Permissions, Virtual Hosts, and Laravel

Posted by Jason Lewis in Linux on

I've recently just switched to Linux from Windows and I'm not looking back. I'm no stranger to Linux but it has taken me a little bit of time to get used to the development process. There were a few hurdles I needed to jump so I'd like to share them here for both my sake and for anyone else who is having these problems.

Where To Create Projects

By default Apache will use /var/www as your document root. I didn't really want to put everything in there as I usually have a separate directory for each project. So, I created a /var/sites directory.

$ sudo mkdir /var/sites

A bit later on I encountered my first problem. Everything belonged to root. Both myself and Apache couldn't write to anything in there. Now, I'm pretty hopeless when it comes to managing permissions on Linux so after some Googling (and help from my friendly neighbourhood #laravel) here is what I did to make it work.

First, I added myself to the www-data group.

$ sudo usermod -a -G www-data jason

I then logged out and logged back in. I read that you might need to do this. I can't confirm or deny its helpfullness but it might be worthwhile. Next I needed to change the ownership of the /var/sites directory to the www-data group.

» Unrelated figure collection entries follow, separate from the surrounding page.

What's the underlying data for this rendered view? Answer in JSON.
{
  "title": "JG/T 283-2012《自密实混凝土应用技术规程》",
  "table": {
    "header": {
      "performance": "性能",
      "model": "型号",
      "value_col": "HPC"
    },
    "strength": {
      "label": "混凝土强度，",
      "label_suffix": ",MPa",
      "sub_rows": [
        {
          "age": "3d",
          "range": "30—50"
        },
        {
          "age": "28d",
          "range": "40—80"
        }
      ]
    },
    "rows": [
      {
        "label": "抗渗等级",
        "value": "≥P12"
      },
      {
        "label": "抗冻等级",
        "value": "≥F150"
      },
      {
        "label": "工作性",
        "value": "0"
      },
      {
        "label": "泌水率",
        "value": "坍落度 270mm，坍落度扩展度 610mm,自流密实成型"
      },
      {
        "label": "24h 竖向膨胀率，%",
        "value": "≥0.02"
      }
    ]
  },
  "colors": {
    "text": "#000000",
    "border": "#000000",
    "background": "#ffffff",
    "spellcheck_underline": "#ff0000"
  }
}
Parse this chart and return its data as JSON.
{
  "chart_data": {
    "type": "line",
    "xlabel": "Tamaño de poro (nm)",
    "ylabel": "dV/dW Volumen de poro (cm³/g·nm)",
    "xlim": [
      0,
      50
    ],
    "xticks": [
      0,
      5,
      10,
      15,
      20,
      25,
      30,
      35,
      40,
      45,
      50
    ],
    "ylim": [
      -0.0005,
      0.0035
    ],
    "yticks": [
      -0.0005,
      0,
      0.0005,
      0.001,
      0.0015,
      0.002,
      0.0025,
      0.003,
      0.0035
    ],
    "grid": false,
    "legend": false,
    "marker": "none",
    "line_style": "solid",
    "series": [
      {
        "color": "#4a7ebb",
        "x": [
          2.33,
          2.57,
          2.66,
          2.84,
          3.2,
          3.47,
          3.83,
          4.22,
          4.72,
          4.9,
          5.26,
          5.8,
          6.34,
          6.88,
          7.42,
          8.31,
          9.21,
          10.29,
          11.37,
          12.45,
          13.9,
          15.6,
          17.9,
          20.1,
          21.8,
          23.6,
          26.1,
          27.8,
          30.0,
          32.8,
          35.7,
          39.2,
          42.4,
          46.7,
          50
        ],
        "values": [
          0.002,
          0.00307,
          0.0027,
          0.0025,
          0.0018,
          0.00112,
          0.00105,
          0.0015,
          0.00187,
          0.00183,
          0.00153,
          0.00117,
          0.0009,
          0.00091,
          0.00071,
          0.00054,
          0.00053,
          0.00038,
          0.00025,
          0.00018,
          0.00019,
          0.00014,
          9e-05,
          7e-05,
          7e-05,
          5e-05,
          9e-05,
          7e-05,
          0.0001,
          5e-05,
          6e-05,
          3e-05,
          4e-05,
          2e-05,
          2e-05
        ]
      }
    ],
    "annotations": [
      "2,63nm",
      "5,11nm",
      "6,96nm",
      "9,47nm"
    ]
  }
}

$ sudo chown -R www-data:www-data /var/sites

This next bit I found out a bit later when I realised the directories and folders I created within belonged to me and me only. This meant I needed to change the group to www-data all the time so Apache could read and write. The fix here was to make sure that any files or directories created inherited the www-data group from /var/sites.

$ sudo chmod g+s /var/sites

From my understanding this is fine to use just for local development. I'm not a professional when it comes to these things so I don't know the implications of using such a command. I do know that now the www-data group is inherited which fixes the problem. Hooray!

Automating Project Creation

On Windows I never truly had an automated process to quickly create a new project. I'd create the required directories, use Notepad to adjust my hosts file and create a new virtual host then restart Apache. It probably only took me a couple of minutes but that's beside the point. Now that I'm on Linux creating a script to do it all is actually pretty easy.

Luckily for me someone had already done just that. Nek from Coderwall has created a bash script to create Virtual Hosts really quickly. This script works fine, however I wanted to tweak it to better suit my needs.

So I forked it.

There's a comment there that explains how to install it. It's pretty easy. Using it is even easier. Let's say I want to create a new Laravel project.

$ create-project --laravel awesome-laravel-project

It will go ahead and create the required directories, use composer create-project to install Laravel, create the virtual host, and restart Apache. I can now open my browser and visit awesome-laravel-project.dev to see the Laravel welcome message.

I'm sure this isn't a "one size fits all" and it certainly isn't perfect. But it's something. I'd love to hear what others are doing to quickly create a new project. Be sure to let me know in the comments!

Update: 24/08/2013

Yesterday I was doing a few things in Laravel when I started getting some more permission errors. For some reason when I created directories from within my application and set the permissions to 777 they would always end up as 755 which meant that my user (who belongs to the www-data group) could not write to the files.

As it turns out there is a default umask set which has a value of 022. Basically what it means is that this number is subtracted from the permissions you set. So, in my case, I was setting the permissions to 777, subtract 022 from that and you get 755. The solution in this case was to set the default umask of Apache to 002 (this way we can also ensure others do not have write permissions). To do that on Ubuntu we can edit /etc/apache2/envvars, and at the bottom set the umask.

umask 002

Save and restart Apache. You'll now be able to continue editing files as your user that were created by Apache.